LYCÉENS À L'OPÉRA

 

Découverte d’un univers étranger : l’opéra


Le 7 décembre 2010, la classe de 1TITA du lycée Pierre Coton de Néronde, composée de dix élèves techniciens d’installations thermiques et de quatorze élèves assistants d’architecte, s’est rendue avec trois de ses professeurs à l’opéra de Lyon.

Au coeur de la cité


Ainsi, dans le cadre de l’opération «Lycéens et Apprentis à l’opéra» initiée et   financée par la région Rhône-Alpes, cette classe put assister à l’opéra bouffe en deux actes et un prologue, Les Mamelles de Tirésias, de Francis Poulenc, inspirée du drame surréaliste de Guillaume Apollinaire paru en juin 1917. Au préalable, le rideau s’est levé sur laJazz Suite, de Chostakovitch, donnant à voir la fragilité des artistes qui attendent d’entrer en piste, suivi d’une pièce instrumentale Le Bœuf sur le toit Le Boeuf sur le Toit, de Darius Milhaud ; cette représentation est une sorte de prologue aux Mamelles où l’on croise, parmi d’autres personnages inventés, ceux de l’ouvrage de Poulenc.

Pour comprendre l’enjeu des  Mamelles de Tirésias, il suffit de se référer à la préface écrite par G. Apollinaire :


J’ai écrit mon drame surréaliste avant tout pour les Français comme Aristophane composait ses comédies pour les Athéniens.
Je leur ai signalé le grave danger reconnu de tous qu’il y a pour une nation qui veut être prospère et puissante à ne pas faire d’enfants, et pour y remédier je leur ai indiqué qu’il suffisait d’en faire.

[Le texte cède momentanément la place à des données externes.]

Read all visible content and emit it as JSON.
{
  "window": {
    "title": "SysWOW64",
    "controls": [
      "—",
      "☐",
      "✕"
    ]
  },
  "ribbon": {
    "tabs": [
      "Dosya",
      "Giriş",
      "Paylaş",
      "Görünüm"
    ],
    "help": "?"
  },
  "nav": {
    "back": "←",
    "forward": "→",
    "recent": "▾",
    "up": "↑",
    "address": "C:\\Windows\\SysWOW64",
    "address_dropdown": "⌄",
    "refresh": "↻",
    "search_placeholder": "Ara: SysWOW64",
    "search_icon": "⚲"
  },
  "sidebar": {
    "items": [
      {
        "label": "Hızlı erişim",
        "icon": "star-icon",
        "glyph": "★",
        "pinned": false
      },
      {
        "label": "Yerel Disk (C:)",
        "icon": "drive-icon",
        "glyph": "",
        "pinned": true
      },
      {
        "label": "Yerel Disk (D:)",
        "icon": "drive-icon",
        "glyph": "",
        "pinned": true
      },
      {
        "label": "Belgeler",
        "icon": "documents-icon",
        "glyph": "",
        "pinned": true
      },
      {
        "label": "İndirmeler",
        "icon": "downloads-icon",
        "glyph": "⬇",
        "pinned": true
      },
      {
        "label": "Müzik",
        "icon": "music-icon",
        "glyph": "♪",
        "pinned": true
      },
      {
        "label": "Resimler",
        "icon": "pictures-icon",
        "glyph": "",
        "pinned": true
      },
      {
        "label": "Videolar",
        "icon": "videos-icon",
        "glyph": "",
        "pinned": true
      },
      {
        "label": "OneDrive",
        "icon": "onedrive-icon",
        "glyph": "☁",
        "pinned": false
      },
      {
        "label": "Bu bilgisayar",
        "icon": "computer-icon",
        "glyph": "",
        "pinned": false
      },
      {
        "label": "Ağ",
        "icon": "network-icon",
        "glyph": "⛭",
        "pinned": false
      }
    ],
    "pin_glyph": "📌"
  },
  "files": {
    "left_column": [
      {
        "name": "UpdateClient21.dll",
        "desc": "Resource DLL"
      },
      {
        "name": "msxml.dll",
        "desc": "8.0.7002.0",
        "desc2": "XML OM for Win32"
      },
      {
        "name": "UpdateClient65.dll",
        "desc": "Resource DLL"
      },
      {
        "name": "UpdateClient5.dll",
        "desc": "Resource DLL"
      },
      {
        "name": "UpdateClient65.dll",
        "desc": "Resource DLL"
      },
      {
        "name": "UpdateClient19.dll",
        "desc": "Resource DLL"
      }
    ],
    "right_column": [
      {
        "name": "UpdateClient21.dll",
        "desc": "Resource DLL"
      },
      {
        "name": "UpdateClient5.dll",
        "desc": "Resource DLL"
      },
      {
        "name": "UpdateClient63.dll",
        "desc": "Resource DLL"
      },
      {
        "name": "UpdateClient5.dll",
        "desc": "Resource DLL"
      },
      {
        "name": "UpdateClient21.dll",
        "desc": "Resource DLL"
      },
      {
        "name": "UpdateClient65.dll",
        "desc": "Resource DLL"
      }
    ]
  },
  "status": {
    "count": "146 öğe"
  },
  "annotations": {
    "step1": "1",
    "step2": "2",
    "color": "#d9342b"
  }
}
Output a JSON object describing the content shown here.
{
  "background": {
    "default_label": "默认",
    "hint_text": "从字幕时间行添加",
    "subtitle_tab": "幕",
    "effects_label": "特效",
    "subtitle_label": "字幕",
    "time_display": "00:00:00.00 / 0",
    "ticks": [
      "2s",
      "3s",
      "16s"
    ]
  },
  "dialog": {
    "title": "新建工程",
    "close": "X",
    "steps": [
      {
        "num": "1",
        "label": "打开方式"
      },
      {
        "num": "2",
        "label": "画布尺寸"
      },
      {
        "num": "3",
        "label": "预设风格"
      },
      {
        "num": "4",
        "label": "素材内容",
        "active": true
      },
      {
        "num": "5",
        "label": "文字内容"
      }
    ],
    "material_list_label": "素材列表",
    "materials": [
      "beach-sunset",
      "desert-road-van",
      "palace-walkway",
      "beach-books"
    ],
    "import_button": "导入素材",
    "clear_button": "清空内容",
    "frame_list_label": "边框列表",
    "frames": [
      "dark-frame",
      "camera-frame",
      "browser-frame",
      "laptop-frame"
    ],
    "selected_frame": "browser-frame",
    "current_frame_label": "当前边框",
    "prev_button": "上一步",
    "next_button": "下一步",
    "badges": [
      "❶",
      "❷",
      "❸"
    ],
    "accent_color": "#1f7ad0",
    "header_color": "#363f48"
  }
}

La réaction des élèves donne à penser que l’un des rôles de l’école est de les amener à rencontrer ce qu’ils n’iraient pas trouver d’eux-mêmes, en partie à cause de trop nombreux a priori qui, comme lorsqu’il s’agit d’opéra, pourrait les conduire à délaisser ce qui leur est étranger.  En effet, même si, à la sortie, ils affirmaient ne pas être devenus des fans invétérés d’opéra, ils se sont accordés à reconnaître l’intérêt de cette expérience qui leur a fait découvrir un monument remarquable associé à un spectacle de qualité, drôle et tout à fait accessible.


Il faut dire qu’en amont de cette journée, le texte avait été travaillé en cours et le cadre de l’opéra leur avait été rendu familier grâce à une visite guidée de une heure trente, l’après-midi même du spectacle.


Enfin, il est à signaler que cette journée fut également l’occasion de parcourir les rues de Lyon afin de montrer la richesse du patrimoine lyonnais, en passant devant la cathédrale Saint-Jean, l’hôtel de ville, et en se promenant dans le théâtre antique de Fourvière avant de rejoindre le quartier Saint-Paul, témoignage de l’architecture de la Renaissance.


À noter qu’il s’agissait de la quatrième participation du lycée à ce dispositif.